Innovations and Inspirations for Improving Children's Health: December 2016

Posted December 07, 2016 by Josh Grant

Children Sledding Outside In Winter
Innovation is necessary for improving children's health. 

Across the United States, organizations and government agencies are creating new approaches to improve children’s health. Because we support innovation for helping children lead healthier lives, we’ve highlighted some of the most exciting initiatives we’ve seen in the last few weeks. Read on to learn how some groups are addressing critical health needs:

Breastfeeding Comes to Emojis
Smartphone users will soon be able to talk about breastfeeding with emojis. The Unicode Consortium, which regulates emojis, approved a proposed design to be included in its 2017 update. This will be the first depiction of breastfeeding among the mobile graphics, which has become a popular form of shorthand for many smartphone users.

The breastfeeding emoji could help normalize the practice and conversations around it in the United States, and it acknowledges the prevalence of breastfeeding around the world. The proposal was written by Rachel Lee, RN, from the University College of London Hospital. Lee noted that the only representation of feeding was a baby bottle, which is insufficient given the healthcare community’s push to support and encourage moms who choose to breastfeed. Representing breastfeeding through emoji is a small but key bit of inclusivity in everyday communication. 

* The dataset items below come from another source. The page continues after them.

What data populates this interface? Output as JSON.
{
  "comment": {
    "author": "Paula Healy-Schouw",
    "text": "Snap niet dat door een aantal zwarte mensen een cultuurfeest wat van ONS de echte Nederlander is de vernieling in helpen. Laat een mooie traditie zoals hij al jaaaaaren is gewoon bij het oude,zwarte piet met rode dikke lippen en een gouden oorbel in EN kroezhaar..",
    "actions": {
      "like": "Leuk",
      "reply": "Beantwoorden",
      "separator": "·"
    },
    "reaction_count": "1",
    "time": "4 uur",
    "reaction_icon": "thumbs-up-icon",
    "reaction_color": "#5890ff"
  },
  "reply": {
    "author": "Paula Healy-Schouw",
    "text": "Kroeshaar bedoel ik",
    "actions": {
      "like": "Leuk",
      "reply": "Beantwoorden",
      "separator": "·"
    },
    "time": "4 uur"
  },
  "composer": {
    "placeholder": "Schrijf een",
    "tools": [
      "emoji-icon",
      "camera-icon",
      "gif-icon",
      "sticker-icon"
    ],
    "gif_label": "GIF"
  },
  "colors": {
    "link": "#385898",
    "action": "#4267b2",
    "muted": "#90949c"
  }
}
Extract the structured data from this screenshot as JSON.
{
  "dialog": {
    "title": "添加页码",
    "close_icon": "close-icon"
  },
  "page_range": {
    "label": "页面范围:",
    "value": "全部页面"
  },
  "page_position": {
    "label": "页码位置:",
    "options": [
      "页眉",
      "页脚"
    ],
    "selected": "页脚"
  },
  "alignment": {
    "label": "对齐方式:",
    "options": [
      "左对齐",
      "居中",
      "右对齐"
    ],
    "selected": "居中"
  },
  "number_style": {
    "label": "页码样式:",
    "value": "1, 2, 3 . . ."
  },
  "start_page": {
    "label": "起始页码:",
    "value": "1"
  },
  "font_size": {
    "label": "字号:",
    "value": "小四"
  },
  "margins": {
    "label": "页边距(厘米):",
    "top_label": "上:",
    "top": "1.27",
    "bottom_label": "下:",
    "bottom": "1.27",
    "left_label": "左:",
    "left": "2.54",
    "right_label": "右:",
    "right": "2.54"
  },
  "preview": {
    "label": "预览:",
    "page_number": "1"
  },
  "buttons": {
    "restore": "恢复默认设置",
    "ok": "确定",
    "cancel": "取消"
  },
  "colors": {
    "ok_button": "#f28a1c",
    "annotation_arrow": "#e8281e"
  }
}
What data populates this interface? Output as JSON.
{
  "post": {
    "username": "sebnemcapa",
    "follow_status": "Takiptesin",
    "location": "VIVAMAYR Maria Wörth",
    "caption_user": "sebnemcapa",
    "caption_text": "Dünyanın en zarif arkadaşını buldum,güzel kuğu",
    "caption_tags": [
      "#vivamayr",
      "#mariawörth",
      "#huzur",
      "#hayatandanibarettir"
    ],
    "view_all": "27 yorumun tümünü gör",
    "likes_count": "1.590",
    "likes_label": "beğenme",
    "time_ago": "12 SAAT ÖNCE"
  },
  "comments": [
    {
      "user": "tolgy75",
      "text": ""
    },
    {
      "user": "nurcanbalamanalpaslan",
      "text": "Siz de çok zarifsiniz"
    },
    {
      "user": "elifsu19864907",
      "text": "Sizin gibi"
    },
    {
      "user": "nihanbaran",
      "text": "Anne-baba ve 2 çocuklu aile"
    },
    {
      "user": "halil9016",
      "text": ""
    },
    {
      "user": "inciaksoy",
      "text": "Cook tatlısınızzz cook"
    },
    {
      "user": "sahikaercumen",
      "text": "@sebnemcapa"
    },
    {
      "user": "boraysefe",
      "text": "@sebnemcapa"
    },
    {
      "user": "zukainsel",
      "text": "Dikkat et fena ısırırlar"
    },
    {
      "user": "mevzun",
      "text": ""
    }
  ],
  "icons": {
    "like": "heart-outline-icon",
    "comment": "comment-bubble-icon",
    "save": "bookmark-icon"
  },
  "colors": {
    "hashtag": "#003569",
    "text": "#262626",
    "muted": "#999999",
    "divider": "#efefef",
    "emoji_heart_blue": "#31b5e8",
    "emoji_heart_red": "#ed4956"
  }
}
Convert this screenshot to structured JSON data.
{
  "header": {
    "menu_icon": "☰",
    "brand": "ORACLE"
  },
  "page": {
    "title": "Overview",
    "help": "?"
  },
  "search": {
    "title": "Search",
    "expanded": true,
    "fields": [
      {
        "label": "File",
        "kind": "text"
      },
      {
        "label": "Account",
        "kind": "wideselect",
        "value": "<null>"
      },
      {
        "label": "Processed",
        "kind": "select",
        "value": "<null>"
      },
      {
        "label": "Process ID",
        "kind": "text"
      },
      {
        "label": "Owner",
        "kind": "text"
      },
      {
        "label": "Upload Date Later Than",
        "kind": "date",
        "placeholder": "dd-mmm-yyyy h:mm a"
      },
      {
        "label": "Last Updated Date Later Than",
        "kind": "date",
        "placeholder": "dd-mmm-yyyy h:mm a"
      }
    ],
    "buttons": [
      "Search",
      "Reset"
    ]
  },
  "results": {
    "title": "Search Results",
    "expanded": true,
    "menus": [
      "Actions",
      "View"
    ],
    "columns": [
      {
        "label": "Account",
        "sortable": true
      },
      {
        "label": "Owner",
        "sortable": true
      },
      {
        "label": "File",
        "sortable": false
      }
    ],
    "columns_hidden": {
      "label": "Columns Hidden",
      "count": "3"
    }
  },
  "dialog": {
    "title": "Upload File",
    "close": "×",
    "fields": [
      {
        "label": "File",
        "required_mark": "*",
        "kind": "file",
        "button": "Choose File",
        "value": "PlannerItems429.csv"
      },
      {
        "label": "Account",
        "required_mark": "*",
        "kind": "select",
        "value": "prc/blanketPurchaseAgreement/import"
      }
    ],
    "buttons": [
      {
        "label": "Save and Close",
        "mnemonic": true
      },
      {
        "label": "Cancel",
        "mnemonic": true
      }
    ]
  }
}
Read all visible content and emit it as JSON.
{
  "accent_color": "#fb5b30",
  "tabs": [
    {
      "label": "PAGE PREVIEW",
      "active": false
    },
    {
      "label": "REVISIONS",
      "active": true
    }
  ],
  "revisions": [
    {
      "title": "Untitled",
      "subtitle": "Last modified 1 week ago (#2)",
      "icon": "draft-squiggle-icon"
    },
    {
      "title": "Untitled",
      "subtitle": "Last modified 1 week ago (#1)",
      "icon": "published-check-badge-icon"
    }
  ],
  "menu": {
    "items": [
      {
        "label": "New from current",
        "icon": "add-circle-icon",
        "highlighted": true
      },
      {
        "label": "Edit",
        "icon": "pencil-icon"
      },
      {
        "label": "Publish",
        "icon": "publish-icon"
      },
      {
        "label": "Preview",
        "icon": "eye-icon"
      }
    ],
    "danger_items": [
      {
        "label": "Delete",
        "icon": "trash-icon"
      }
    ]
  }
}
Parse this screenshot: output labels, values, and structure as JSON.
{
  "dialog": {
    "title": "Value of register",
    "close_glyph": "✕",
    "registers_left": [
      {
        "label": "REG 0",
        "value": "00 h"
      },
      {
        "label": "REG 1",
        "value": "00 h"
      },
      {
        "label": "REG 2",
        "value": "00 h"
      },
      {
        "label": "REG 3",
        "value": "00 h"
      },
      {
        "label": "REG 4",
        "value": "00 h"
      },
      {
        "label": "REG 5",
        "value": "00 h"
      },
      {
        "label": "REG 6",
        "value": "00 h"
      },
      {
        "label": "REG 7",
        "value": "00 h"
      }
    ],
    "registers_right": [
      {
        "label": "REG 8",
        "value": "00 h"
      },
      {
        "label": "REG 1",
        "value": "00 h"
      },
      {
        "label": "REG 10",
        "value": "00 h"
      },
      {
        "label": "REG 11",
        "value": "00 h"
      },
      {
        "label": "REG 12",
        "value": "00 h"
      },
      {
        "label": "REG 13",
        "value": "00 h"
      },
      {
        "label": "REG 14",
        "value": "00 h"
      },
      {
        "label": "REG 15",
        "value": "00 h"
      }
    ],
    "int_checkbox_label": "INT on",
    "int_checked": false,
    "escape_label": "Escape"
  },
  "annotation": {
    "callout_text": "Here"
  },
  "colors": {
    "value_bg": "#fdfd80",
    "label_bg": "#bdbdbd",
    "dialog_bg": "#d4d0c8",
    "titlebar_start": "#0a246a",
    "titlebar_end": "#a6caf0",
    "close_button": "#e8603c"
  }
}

Telemedicine Improves Accessibility in Rural Areas
The Saint Alphonsus Health System, based in Idaho and Oregon, has released MyeVisit, a telemedicine app for patients. Accessible through any device with a camera, the app connects health system patients with their doctors and other staff members without having to travel to one of the system’s regional hospitals. Healthcare providers can currently diagnose and treat 13 common medical conditions through the service, including offering prescriptions during the remote sessions.

The MyeVisit app increases accessibility for patients and reduces travel time for those seeking medical care. It may also increase affordability; a MyeVisit session is $45 and isn’t subject to the same costs as a visit to urgent or emergency care.

Food Desert’s Schools Become Grocery Stores
The area of Washington, D.C. east of the Anacostia River is considered a food desert; there are only three grocery stores for 150,000 people. To improve children' access to healthy foods at young ages, Martha’s Table, an organization that focuses on children’s welfare, opened Joyful Food Markets in four elementary schools in January 2015. At these pop-up markets, students learn about healthy eating and participate in cooking demonstrations while parents pick up free food items like chickpeas and pastas so they can more easily lead healthy lifestyles at home.

The markets are now hosted in 29 schools when classes are out of session for the day. Martha’s Table wants to expand into 49 schools by 2018. The program is making progress in supporting families – only 29.5 percent of participating in families ate fruits and vegetables before shopping at a Joyful Food Market and 60 percent did eat those foods after shopping. By improving access to healthy food and education about nutrition, the Joyful Food Markets may go a long way toward instilling lifelong habits in the community’s children.